Обуреваемый сомнениями дембель бродил еще пару-тройку дней по Владику и перед отъездом в Находку снова зашел к Анатолию Никитичу.
— А он тут больше не работает, — сказала ему грузная женщина с усиками. — Вышел на пенсию.
И Димка стал курсантом Находкинской мореходной школы, впрочем, ненадолго. Мореходка мало чем отличалась от армии, влезть в комсомольскую работу, как насоветовал добрый кадровик, оказалось невозможным — тут полно было настоящих пламенных, да и противно это до омерзения, если честно. Довольно быстро Дима понял, что выбрал очень и очень долгий путь к своей мечте — выпускники в загранку почти не назначались, самым же странным было то, что никто из будущих матросов и не стремился к этому! Гораздо заманчивей представлялось им назначение в «печеночники» — рыболовные суда, специализирующиеся на добыче печени трески. Зарплаты там были почти в два раза выше, чем, например, у тральщиков. Рейсы короткие — все это притягивало гораздо сильнее, чем мифические тропические порты, ром и мулатки с черными, как южная ночь, глазами. Курсанты делились на две примерно одинаковые по численности группы — романтики моря и жители портовых городов, другой профессии и не знавшие.

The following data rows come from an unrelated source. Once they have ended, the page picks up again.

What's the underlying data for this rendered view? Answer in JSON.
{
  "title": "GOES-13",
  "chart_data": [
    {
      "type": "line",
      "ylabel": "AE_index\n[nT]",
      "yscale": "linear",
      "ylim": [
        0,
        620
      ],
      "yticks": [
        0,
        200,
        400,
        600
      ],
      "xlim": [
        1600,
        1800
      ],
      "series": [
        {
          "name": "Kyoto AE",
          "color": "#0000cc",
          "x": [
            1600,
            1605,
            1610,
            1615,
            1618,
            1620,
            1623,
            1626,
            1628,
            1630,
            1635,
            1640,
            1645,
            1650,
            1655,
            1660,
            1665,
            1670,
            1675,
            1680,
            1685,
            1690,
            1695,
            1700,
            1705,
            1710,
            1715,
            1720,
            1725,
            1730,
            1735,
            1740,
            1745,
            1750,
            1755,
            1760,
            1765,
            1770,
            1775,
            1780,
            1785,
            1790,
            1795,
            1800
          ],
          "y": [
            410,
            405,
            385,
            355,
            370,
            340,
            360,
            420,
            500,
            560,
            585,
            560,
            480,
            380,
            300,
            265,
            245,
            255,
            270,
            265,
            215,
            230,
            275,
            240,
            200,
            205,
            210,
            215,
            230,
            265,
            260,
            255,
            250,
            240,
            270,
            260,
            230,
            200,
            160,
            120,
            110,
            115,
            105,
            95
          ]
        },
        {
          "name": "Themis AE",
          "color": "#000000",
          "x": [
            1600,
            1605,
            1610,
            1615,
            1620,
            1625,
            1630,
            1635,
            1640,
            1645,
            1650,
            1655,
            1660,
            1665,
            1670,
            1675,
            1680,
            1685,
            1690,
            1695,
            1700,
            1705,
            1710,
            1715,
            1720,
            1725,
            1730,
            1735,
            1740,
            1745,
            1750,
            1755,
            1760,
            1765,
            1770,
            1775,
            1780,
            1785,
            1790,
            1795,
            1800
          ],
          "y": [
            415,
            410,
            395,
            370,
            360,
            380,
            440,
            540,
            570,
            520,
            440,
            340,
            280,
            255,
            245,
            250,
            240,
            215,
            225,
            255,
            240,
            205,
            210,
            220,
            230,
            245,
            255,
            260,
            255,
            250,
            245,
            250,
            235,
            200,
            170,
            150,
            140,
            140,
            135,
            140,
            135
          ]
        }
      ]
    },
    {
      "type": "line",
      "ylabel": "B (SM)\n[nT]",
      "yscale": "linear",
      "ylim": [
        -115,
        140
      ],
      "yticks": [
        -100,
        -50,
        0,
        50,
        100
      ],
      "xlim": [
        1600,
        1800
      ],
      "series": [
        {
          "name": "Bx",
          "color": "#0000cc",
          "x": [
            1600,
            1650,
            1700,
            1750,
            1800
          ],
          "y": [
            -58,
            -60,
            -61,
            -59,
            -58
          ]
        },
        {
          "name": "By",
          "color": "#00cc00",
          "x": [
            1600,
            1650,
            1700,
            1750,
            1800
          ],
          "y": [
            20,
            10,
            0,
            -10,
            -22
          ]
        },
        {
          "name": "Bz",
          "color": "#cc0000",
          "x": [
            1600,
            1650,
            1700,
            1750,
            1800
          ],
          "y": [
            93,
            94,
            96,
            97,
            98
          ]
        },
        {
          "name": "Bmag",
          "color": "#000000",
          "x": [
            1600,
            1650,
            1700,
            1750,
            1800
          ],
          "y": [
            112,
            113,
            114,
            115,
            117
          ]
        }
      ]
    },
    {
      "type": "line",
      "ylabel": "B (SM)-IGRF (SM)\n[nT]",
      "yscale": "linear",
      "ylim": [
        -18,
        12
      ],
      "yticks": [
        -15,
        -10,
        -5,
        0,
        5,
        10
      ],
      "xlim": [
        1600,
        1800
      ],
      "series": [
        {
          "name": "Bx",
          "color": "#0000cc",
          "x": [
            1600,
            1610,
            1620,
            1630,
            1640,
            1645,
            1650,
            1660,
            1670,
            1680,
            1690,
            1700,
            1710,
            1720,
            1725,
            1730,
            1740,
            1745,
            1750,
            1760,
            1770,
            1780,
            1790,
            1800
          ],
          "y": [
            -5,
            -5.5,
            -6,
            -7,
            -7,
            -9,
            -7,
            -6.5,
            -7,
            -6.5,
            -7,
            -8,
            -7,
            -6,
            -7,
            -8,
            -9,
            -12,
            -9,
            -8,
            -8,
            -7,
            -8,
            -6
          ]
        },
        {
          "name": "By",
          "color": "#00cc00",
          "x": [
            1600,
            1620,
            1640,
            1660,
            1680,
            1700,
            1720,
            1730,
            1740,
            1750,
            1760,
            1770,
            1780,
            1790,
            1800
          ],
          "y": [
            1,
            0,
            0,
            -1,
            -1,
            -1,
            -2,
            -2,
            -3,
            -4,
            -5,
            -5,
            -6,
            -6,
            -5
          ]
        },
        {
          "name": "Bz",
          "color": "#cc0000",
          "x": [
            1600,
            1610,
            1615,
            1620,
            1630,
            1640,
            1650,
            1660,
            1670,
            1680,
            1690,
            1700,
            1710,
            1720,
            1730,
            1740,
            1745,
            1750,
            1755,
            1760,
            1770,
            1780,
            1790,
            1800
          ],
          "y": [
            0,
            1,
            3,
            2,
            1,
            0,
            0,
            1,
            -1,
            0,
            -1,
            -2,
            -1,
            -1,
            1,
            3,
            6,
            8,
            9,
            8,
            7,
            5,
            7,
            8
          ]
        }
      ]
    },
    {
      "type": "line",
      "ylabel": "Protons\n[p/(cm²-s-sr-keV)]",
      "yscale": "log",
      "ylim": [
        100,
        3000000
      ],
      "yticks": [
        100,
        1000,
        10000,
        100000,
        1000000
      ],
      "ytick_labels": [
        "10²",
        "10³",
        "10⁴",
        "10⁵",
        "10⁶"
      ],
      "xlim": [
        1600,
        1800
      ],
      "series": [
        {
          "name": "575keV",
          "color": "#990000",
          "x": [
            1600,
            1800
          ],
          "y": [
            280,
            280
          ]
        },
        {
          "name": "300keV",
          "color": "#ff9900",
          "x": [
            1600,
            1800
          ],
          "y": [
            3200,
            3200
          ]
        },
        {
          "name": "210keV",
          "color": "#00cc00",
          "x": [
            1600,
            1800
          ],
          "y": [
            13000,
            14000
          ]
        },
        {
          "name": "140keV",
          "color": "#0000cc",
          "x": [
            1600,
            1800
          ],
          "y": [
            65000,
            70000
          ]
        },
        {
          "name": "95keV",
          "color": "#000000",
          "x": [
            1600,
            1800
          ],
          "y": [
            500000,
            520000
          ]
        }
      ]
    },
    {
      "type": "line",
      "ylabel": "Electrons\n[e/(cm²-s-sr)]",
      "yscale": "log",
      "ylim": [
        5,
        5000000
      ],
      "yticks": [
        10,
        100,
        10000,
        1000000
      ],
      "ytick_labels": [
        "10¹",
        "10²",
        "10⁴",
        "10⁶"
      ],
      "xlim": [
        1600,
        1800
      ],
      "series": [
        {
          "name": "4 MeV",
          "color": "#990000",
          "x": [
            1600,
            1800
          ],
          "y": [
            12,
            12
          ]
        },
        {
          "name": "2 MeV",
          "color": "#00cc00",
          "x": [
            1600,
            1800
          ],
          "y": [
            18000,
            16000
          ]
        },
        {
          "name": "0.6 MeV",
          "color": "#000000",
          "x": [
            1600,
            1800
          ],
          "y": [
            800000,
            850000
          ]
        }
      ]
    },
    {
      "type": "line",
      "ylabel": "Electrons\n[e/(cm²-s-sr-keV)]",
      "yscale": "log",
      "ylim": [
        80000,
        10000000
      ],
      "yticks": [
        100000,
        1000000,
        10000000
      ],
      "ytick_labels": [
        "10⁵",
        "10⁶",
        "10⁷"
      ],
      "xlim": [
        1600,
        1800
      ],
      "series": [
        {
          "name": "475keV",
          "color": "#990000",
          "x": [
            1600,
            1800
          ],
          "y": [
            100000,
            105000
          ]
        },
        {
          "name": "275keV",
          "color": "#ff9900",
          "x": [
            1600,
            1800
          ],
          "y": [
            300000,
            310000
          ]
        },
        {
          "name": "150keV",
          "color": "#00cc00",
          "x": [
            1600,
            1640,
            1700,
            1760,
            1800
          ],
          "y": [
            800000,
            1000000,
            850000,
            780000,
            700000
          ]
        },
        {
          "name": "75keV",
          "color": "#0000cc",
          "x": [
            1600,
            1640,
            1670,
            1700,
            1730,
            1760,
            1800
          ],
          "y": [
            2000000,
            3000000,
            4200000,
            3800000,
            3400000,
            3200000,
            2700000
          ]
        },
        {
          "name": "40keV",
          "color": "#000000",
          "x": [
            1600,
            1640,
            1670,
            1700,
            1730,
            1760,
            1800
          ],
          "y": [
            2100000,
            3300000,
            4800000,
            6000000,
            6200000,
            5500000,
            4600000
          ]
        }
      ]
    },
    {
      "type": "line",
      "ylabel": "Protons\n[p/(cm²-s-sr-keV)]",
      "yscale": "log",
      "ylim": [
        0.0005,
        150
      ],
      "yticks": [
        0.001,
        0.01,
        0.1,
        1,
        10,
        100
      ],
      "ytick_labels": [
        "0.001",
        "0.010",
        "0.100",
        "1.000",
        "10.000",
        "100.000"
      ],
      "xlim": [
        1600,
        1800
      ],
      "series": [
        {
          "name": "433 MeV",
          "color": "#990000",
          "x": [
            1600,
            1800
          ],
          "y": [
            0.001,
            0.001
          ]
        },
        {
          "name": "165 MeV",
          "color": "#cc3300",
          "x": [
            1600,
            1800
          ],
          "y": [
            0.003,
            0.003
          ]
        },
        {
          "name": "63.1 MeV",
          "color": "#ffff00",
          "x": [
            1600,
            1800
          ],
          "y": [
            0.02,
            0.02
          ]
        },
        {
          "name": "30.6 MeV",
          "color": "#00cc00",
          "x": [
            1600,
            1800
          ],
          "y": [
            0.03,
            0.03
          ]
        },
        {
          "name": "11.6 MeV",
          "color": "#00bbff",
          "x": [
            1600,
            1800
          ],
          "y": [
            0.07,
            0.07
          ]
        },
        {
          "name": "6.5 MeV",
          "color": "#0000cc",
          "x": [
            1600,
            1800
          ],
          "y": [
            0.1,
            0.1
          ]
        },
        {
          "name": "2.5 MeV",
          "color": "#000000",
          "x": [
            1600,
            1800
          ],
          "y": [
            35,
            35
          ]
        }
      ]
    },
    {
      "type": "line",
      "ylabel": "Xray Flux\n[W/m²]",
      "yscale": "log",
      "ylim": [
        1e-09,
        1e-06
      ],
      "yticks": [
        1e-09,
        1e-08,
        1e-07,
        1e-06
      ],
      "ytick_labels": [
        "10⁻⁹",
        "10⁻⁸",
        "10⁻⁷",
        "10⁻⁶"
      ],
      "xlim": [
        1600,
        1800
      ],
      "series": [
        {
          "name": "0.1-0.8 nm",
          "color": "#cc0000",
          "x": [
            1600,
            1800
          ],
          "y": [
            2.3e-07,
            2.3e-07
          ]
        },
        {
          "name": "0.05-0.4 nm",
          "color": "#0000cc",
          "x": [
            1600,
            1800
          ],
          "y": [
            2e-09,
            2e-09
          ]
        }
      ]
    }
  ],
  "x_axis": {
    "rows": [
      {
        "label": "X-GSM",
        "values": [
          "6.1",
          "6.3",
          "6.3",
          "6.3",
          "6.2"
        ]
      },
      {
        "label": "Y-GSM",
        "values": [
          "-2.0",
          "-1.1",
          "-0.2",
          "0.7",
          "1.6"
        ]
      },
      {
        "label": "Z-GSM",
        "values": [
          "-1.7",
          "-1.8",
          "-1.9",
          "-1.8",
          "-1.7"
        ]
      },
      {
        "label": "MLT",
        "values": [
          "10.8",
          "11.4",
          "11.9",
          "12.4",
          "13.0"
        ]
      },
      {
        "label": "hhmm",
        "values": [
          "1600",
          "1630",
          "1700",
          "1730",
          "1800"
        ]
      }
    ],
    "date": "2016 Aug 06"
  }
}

Среди романтиков попадались интересные персонажи, настоящие фанатики. Комсоргом курса, например, был молдаванин, никогда до приезда на Дальний Восток моря не видевший. И таких заочно влюбленных в стихию жителей материковой части страны было немало. Учились они, как правило, гораздо лучше местных и от мечты своей отказаться не торопились. Проблемы у романтиков обычно начинались после выпуска и распределения на ржавый лесовоз с мятым корпусом, плещущимся в трюме мазутом, раздолбанными двигателями и блатной командой. Но это — потом, а пока все учились, воспитывали в себе строителей коммунизма и изучали материалы XXV съезда партии. Димку накрыла вязкая серая тоска — все это казалось ему совершенно неинтересным, каким-то глупым продолжением службы в армии, а вскоре прозвенел первый звоночек — его вызвали на комсомольское собрание и начали воспитывать за противопоставление себя коллективу, замкнутость и неучастие в общественной жизни. Посвятить свою жизнь освоению Северного морского пути ему совершенно не хотелось, казарменная жизнь осточертела. Пора было этот план признать провалившимся, придумывать что-то другое, и он сел писать письмо дяде Владу.
Мартин
Мчится на юг по автобану E7 коричневый «Мерседес». Гельмут Рюб, старший инженер Ziemens AF, везет своего сына в аэропорт Франкфурта и мучительно пытается начать разговор.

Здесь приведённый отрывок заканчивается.